Татьяна Любомирская
Ах, как я ее боялась! Каждый раз, когда мне необходимо было зайти к ней в кабинет, сердце уходило в пятки, голос срывался, а лицо покрывалось пятнами. Наводящая такой страх и ужас Антонина Васильевна была администратором в организации, куда я устроилась работать, едва окончив университет. Боялись ее не только непосредственные подчиненные, но и всё начальство. А уж я — юная, робкая, неопытная — дрожала перед Антониной Васильевной как кролик перед удавом. Даже когда мне доводилось просто идти мимо и слышать, как она вопит на весь двор, отчитывая незадачливого рабочего, допустившего какую-нибудь оплошность, я мечтала слиться со стеной. Антонина Васильевна, казалось, умела разговаривать только криком. Ее речь изобиловала ругательствами. К тому же она имела обыкновение всегда отказывать в просьбах, торжествующе заявляя, что ни за что этого не сделает. Незадачливому просителю приходилось несколько раз обивать ее порог, прежде чем она милостиво соглашалась помочь.
Если мне доводилось пересекаться с Антониной Васильевной по рабочим вопросам, я шла в ее кабинет с содроганием сердца. Антонина Васильевна, чуя заведомо слабого противника, с удовольствием осыпала меня своей темпераментной лексикой. После такого разговора я выползала раздавленная и уничтоженная. Моя стрессоустойчивость была на нуле.
Понятное дело, что Антонина Васильевна не относилась к числу симпатичных мне людей, и я делала всё, чтобы переложить разговоры с ней на кого-нибудь другого — более опытного, более взрослого. Коллеги старались меня выручать, хотя никто не горел желанием лишний раз попасть под огонь нашего администратора.
Но вот однажды я допустила одну оплошность, исправление которой опять-таки требовало вмешательства Антонины Васильевны. Тут уж коллеги не могли помочь мне в переговорах. Я должна была идти сама и каяться в своей нерадивости. Собрав остатки мужества, я на дрожащих ногах отправилась в кабинет администратора.
«Глупо так бояться, — уговаривала я себя по пути. — Она же не робот, запрограммированный унижать людей.

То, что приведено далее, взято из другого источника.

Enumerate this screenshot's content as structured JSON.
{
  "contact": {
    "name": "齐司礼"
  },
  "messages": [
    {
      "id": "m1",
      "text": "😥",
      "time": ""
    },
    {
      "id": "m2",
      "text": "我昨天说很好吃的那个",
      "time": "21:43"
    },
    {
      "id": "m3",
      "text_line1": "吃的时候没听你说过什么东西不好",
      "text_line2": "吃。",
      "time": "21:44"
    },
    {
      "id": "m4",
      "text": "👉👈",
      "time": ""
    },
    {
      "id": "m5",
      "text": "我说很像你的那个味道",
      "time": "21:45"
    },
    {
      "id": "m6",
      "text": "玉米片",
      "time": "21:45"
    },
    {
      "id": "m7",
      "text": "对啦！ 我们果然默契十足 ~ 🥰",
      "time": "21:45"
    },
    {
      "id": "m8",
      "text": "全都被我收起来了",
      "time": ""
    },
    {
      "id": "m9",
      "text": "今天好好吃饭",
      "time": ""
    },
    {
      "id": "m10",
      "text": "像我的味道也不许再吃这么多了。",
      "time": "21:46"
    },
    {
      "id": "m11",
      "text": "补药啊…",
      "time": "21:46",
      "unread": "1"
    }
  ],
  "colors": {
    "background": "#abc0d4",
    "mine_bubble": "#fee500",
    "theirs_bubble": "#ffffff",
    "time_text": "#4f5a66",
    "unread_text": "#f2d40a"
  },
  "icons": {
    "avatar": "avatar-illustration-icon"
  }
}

Она живой человек, со своими собственными страхами и слабостями. У нее тоже есть мечты, она тоже кого-то любит и хочет быть любимой. Бедная, каково ей чувствовать, что все стараются держаться от нее подальше? Как было бы здорово, если бы я перестала ее бояться и смогла полюбить!».
Да, вот что мне нужно — полюбить ее. Конечно, это громкое заявление, но можно хотя бы попытаться! Ведь обычно я хорошо лажу с людьми. Если мне не нравится Антонина Васильевна, нет ничего удивительного в том, что и я ей не нравлюсь. Но, наверно, это можно изменить.

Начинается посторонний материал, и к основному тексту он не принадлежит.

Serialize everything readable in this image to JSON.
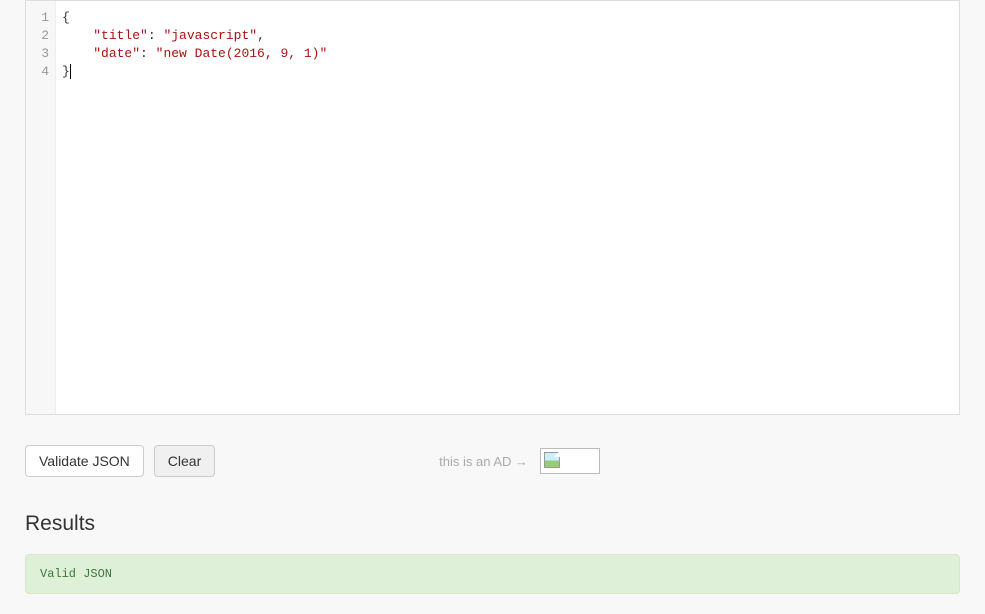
{
  "editor": {
    "lines": [
      {
        "num": "1",
        "tokens": [
          {
            "t": "brace",
            "v": "{"
          }
        ]
      },
      {
        "num": "2",
        "tokens": [
          {
            "t": "indent",
            "v": "    "
          },
          {
            "t": "str",
            "v": "\"title\""
          },
          {
            "t": "punc",
            "v": ": "
          },
          {
            "t": "str",
            "v": "\"javascript\""
          },
          {
            "t": "punc",
            "v": ","
          }
        ]
      },
      {
        "num": "3",
        "tokens": [
          {
            "t": "indent",
            "v": "    "
          },
          {
            "t": "str",
            "v": "\"date\""
          },
          {
            "t": "punc",
            "v": ": "
          },
          {
            "t": "str",
            "v": "\"new Date(2016, 9, 1)\""
          }
        ]
      },
      {
        "num": "4",
        "tokens": [
          {
            "t": "brace",
            "v": "}"
          },
          {
            "t": "cursor",
            "v": ""
          }
        ]
      }
    ]
  },
  "buttons": {
    "validate": "Validate JSON",
    "clear": "Clear"
  },
  "ad": {
    "label": "this is an AD →"
  },
  "results": {
    "heading": "Results",
    "message": "Valid JSON"
  }
}
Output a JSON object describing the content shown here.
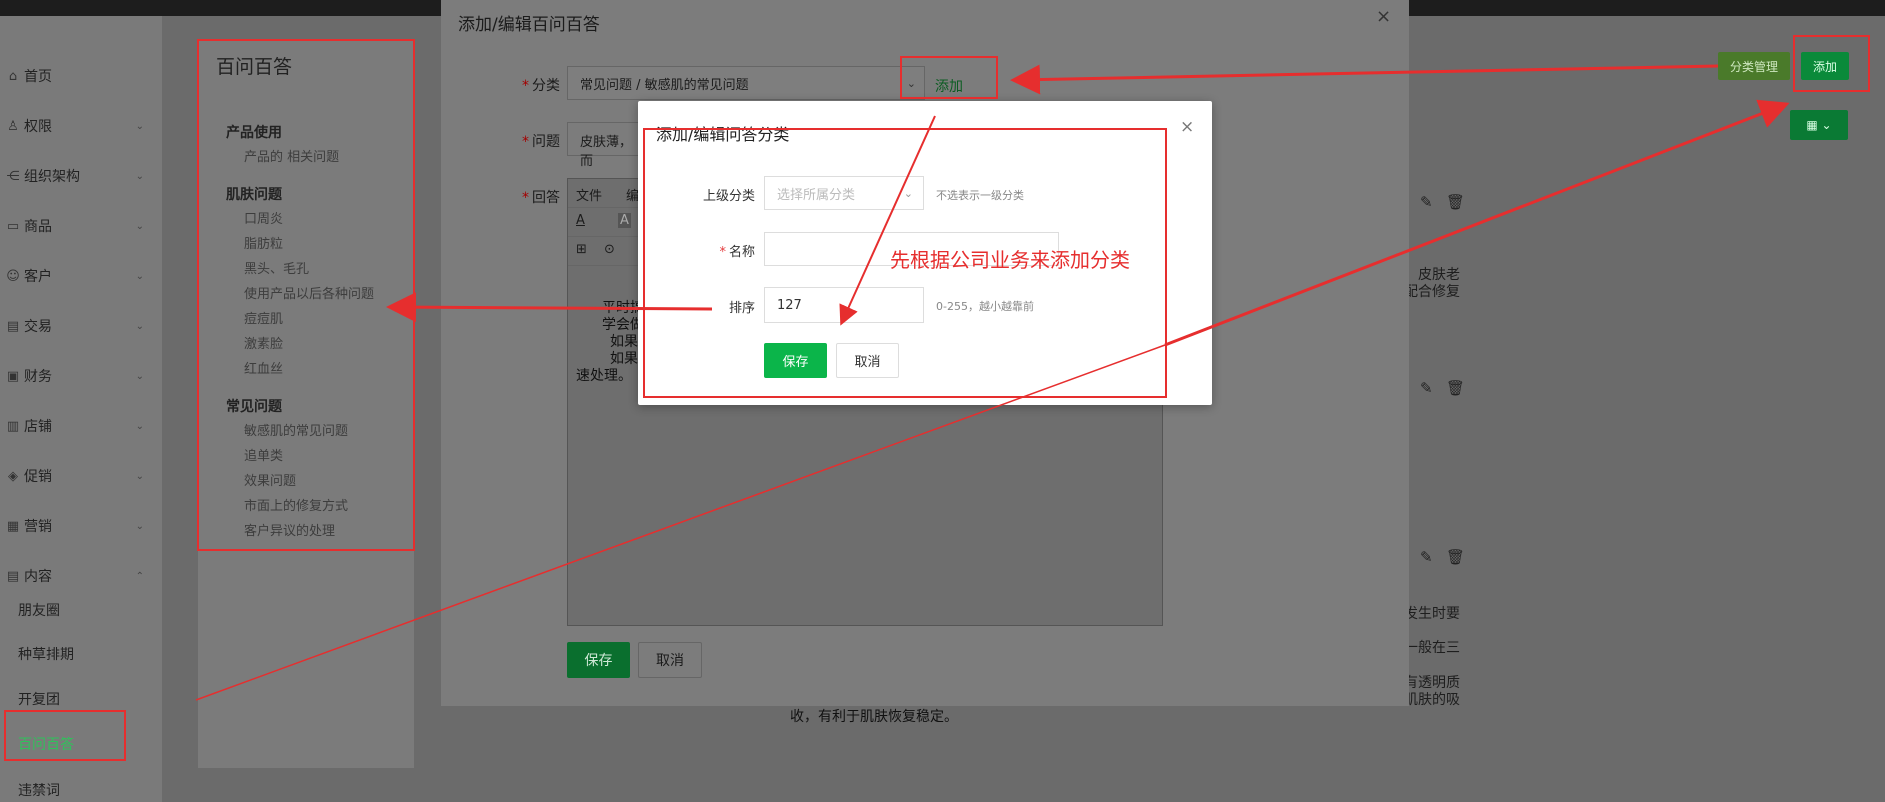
{
  "sidebar": {
    "items": [
      {
        "icon": "home-icon",
        "glyph": "⌂",
        "label": "首页",
        "chevron": ""
      },
      {
        "icon": "permission-icon",
        "glyph": "♙",
        "label": "权限",
        "chevron": "⌄"
      },
      {
        "icon": "org-icon",
        "glyph": "⋲",
        "label": "组织架构",
        "chevron": "⌄"
      },
      {
        "icon": "goods-icon",
        "glyph": "▭",
        "label": "商品",
        "chevron": "⌄"
      },
      {
        "icon": "customer-icon",
        "glyph": "☺",
        "label": "客户",
        "chevron": "⌄"
      },
      {
        "icon": "trade-icon",
        "glyph": "▤",
        "label": "交易",
        "chevron": "⌄"
      },
      {
        "icon": "finance-icon",
        "glyph": "▣",
        "label": "财务",
        "chevron": "⌄"
      },
      {
        "icon": "shop-icon",
        "glyph": "▥",
        "label": "店铺",
        "chevron": "⌄"
      },
      {
        "icon": "promotion-icon",
        "glyph": "◈",
        "label": "促销",
        "chevron": "⌄"
      },
      {
        "icon": "marketing-icon",
        "glyph": "▦",
        "label": "营销",
        "chevron": "⌄"
      },
      {
        "icon": "content-icon",
        "glyph": "▤",
        "label": "内容",
        "chevron": "⌃"
      }
    ],
    "sub_items": [
      "朋友圈",
      "种草排期",
      "开复团",
      "百问百答",
      "违禁词"
    ],
    "active_sub": "百问百答"
  },
  "panel": {
    "title": "百问百答",
    "groups": [
      {
        "name": "产品使用",
        "items": [
          "产品的 相关问题"
        ]
      },
      {
        "name": "肌肤问题",
        "items": [
          "口周炎",
          "脂肪粒",
          "黑头、毛孔",
          "使用产品以后各种问题",
          "痘痘肌",
          "激素脸",
          "红血丝"
        ]
      },
      {
        "name": "常见问题",
        "items": [
          "敏感肌的常见问题",
          "追单类",
          "效果问题",
          "市面上的修复方式",
          "客户异议的处理"
        ]
      }
    ]
  },
  "toolbar": {
    "category_manage": "分类管理",
    "add": "添加",
    "grid_view": "▦ ⌄"
  },
  "right_text": {
    "line1": "皮肤老",
    "line2": "配合修复",
    "line3": "发生时要",
    "line4": "一般在三",
    "line5": "有透明质",
    "line6": "肌肤的吸"
  },
  "modal_main": {
    "title": "添加/编辑百问百答",
    "category_label": "分类",
    "category_value": "常见问题 / 敏感肌的常见问题",
    "add_link": "添加",
    "question_label": "问题",
    "question_value": "皮肤薄，而",
    "answer_label": "回答",
    "editor_menu": [
      "文件",
      "编"
    ],
    "editor_lines": [
      "平时搞",
      "学会做",
      "如果",
      "如果",
      "速处理。"
    ],
    "save": "保存",
    "cancel": "取消",
    "bottom_text": "收，有利于肌肤恢复稳定。"
  },
  "modal_category": {
    "title": "添加/编辑问答分类",
    "parent_label": "上级分类",
    "parent_placeholder": "选择所属分类",
    "parent_hint": "不选表示一级分类",
    "name_label": "名称",
    "sort_label": "排序",
    "sort_value": "127",
    "sort_hint": "0-255，越小越靠前",
    "save": "保存",
    "cancel": "取消"
  },
  "annotation": {
    "note": "先根据公司业务来添加分类"
  },
  "colors": {
    "accent_green": "#0bb54a",
    "annotation_red": "#e62e2e"
  }
}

Легко сказать! В тот день мои благие намерения ни к чему не привели, и я выслушала свой нагоняй. Но мысль полюбить Антонину Васильевну показалась мне правильной, и я постепенно стала воплощать ее в жизнь. Первым делом, руководствуясь Евангельским заветом, я начала поминать Антонину Васильевну в своих молитвах. К тому же, встречая нашего администратора в коридоре, я старалась улыбаться также искренне, как и всем своим друзьям. Мне действительно хотелось научиться радоваться встрече с Антониной Васильевной. Наверно, со стороны это могло походить на подхалимство, но я изо всех сил пыталась, чтобы мои приветствия шли от души, и просила Бога о том, чтобы Он изгнал страх и подарил хотя бы немного симпатии к этому человеку.
Однажды я осмелилась не просто поздороваться, а еще и спросить «как дела?». Антонина Васильевна вскинула брови, смерила меня подозрительным взглядом, а потом ответила неожиданно нормальным голосом, без малейших следов крика: «Прекрасно, спасибо!». И похвалила мое платье.
Господь выполнил мою просьбу на сто процентов. Спустя какое-то время мне уже не приходилось прилагать усилия, чтобы улыбаться. Дружелюбие по отношению к Антонине Васильевне стало абсолютно искренним. И к тому же взаимным. Она по-настоящему начала мне нравится, тем более что под личиной огнедышащего дракона пряталась очень милая женщина. Антонина Васильевна и правда была обычным человеком, со своими слабостями, но и с многочисленными привлекательными чертами. Оказывается, общаться с ней можно легко и приятно. Теперь, встретившись в коридоре, мы тепло обнимались и обязательно перекидывались парой слов. И эти встречи всегда были радостны.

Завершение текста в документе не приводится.